K.M. Szpara has such a deep relationship with his characters, and it shows wonderfully through his writing. Last year I read Docile, and came away from it a big fan. It very much put Szpara on my radar, and I looked forward to more of his work. There was just a strong sense of how people can change, by accident, into less-than-human versions of themselves. So when it was announced he had another novel coming called First, Become Ashes, I decided I was going to read it, regardless of the description. The question is, does First, Become Ashes live up to the standard set by Docile?.
The story follows Lark, a boy raised within the Fellowship, a secret society headquartered within an abandoned zoo in Baltimore. Lark and his partner Kane were raised to rid the world of monsters using the magic they’ve honed over the years. Kane, the first to approach the age of twenty-five, leaves the compound for his mission and returns with the FBI to free the younger members from the abuse by their elders. Lark, along with other members of the Fellowship, is seized by the FBI and brought in for questioning. Lark, angry and despairing over the betrayal of Kane, escapes to continue his mission. He doesn’t know where he is going, but he knows he must slay monsters. Whether they are real anymore, Lark has no idea, but he’s going to find out for himself.

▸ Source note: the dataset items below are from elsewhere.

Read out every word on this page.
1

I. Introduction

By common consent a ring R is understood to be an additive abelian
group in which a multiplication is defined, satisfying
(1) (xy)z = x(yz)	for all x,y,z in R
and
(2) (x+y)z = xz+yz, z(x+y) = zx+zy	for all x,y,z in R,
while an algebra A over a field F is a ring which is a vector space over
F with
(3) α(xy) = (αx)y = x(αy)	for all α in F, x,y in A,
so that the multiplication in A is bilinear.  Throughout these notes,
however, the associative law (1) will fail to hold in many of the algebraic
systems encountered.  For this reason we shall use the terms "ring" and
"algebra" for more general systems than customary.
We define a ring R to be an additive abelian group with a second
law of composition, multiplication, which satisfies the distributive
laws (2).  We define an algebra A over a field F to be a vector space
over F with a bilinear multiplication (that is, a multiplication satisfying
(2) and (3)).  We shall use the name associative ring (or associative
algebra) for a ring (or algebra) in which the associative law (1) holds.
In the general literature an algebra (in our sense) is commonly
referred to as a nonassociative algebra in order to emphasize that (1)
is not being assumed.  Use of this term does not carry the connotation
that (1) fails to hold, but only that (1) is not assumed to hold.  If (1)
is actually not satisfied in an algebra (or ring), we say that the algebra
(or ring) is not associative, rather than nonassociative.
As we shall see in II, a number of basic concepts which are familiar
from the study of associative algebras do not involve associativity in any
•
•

I have a lot of mixed feelings about this book, and they haven’t been easy to sift through. Usually, I can point to a specific portion of the book that has me questioning it, but Ashes just has me running in circles. Where I’ve landed, though, is I just didn’t connect with this book nearly as much as I did with Docile. The two characters mentioned in the synopsis were easily the most compelling, but they shimmered less and less as the story continued. Lark served well as an unreliable narrator, but after a certain point, the magic in his life no longer pulled me forward. Lark is written well enough, but his quest was so vague it didn’t interest me. I understand that at some level the Fellowship had to be vague in their ways, but it undercut his determination in a big way. Plus, he didn’t really do anything questionable that would make his unreliability interesting or empathetic. Kane had far less screen time, and his sections were easily the more revealing of the cult’s nature. His sections are where the content warnings come most in handy, and while they were mysterious, they didn’t reveal much about who he was, and who Lark was to him. They weren’t boring, but they hit me in the way a true crime documentary would. It was tragic, but I felt more like an outsider looking in and not really feeling Kane’s role within the story. It turned Kane into a plot device and minimized his role as a human.
That leads me to Calvin. Calvin was probably one of the most grating characters I have read in a long time. I think it speaks to Szpara’s writing ability that this character felt so distinctly unmoored from reality to me, yet I felt it necessary to read his sections. Part of the problem is that Calvin just appears out of nowhere, with a completely different tone – bubbly and unaware – while also lamenting that the people in his life just didn’t understand him. He’s a major portion of the page count and he just really pulled me out of the story. He spends most of his time admiring Lark, learning about the Fellowship and hoping to see magic. I know I started off on the wrong foot with him, but even over time I just did not buy into his deal. His relationship with Lark was even less compelling, and it just made me sad (but not the good kind).
The plot is fine. There is not a whole lot of tension as more and more of Lark’s and Kane’s lives are revealed to the reader. Lark’s quest is just sort of there, never really materializing even in a personal way. I liked Szpara’s knack for ambiguity concerning the magic, monsters and questing, but it didn’t feel like it became cohesive enough to have meaning. The plot does its job in allowing the characters to show themselves, and that was enough for me, I was here for the characterization. And if you’re looking for sex scenes, they weren’t nearly as spicy or character oriented as they were in Docile. Honestly, that’s fine. If you’ve read Docile, Szpara does not shy away from rape, and it’s no different here. I’m not against its portrayal as a general rule, and can stomach it’s inclusion, but it felt off in Ashes. There was a spectator quality to the scenes, and they felt removed from the rest of the book. It comes off as something to witness, in order to create tragedy, whereas in Docile it was an exploration of character, domination and masking oneself. There were some sweeter, more intimate sex scenes in the book, but they too felt less character driven and more just a nice thing. Again it’s okay in my book, I just expected more.
I think First, Become Ashes is a book for someone out there, but maybe I’m still under the influence of Docile. Some of the strengths of the last book were still noticeable, just on a lower burn. Szpara is a good, if not great writer, and I still look forward to his work in the future. Ultimately, Ashes just wasn’t my cup of tea, and did not engage me in any meaningful sense.